The plaintiff contends that an enhancement of the Lodestar is appropriate in this case, for which they cite a number of reasons: the change in Nebraska state law, achieving one of the plaintiff's objectives, the expeditious manner in which this case was handled, and the lack of assurance of compensation. Filing No. 72. The plaintiff also states that he did not know of another law firm that was willing to handle the case. Filing No. 65. However, he also states that this law firm has represented him before in litigation involving election laws, and he makes no mention of looking for another firm to represent him in this matter.

Enhancement of the Lodestar is to be reserved for rare and exceptional cases where it would be necessary to fairly and reasonably compensate the attorneys, upon a showing of specific evidence that would support that award. In this instance, the reasons that have been provided are not the type that justify enhancement. The undesirability of the case, the relationship between the attorney and client, the experience and ability of the attorney, and the contingent nature of the attorney's representation are factors that should be reflected in the attorney's reasonable rate- not through an enhancement of the Lodestar.

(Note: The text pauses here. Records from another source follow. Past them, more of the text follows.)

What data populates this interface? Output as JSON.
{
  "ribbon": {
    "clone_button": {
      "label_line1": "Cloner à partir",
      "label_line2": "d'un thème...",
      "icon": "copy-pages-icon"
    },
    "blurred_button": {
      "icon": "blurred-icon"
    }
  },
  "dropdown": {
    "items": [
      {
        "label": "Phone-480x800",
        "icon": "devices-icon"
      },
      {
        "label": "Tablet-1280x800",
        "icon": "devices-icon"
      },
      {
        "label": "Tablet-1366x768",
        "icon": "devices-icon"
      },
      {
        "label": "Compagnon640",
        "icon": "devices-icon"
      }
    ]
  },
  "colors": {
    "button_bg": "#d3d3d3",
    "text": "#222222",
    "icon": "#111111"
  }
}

Thus, the Court finds the final award for attorneys' fees is $87, 915.00 is both reasonable and appropriate in this case.

D. Costs

The plaintiff is also seeking the cost of their expenses incurred during this case totaling $2, 373.43, including their computerized-research costs of $1, 811.89. The defendant contests the costs only associated with computerized-based research. A prevailing party may recover, as part of the attorney fee award, the reasonable out-ofpocket expenses incurred by that party's attorney if the expenses are the type that are normally charged by attorneys to their clients. West v. Nabors Drilling USA, Inc., 330 F.3d 379, 395-96. However, "the law of this circuit is that computer-based legal research must be factored into the attorney's hourly rate." Standley v. Chilhowee R-IV School Dist., 5 F.3d 319 (1993).[1] Therefore, the costs of computerized-research cannot be included in that total, because these are not the type of costs that are normally charged to the client. Instead, these costs are the type that should be reflected in an attorney's hourly rate. The Court will not award costs for computerized legal research. Thus, the final award of costs is $561.54.

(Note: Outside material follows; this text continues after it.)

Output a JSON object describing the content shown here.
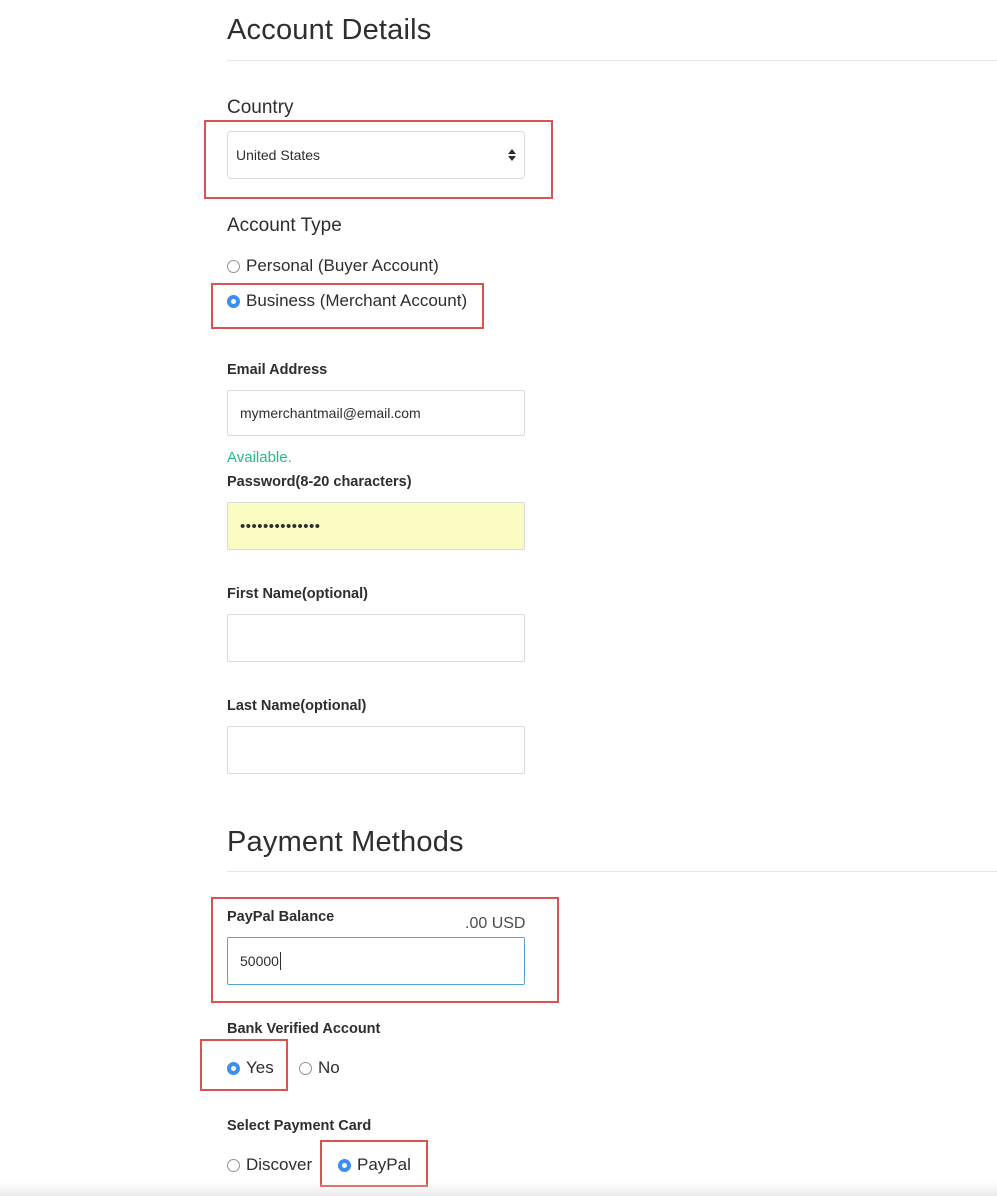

In conclusion, the Court awards attorneys' fees in the amount of $87, 915.00 and costs in the amount of $561.54.


1. The plaintiff's motion for attorneys' fees, Filing No. 62, is granted in part and denied in part as follows:

a. The Court awards plaintiff $87, 915.00 in attorneys' fees and $561.54 in costs.

b. In all other respects the motion is denied.

2. A separate judgment will be entered in accordance with this memorandum and order.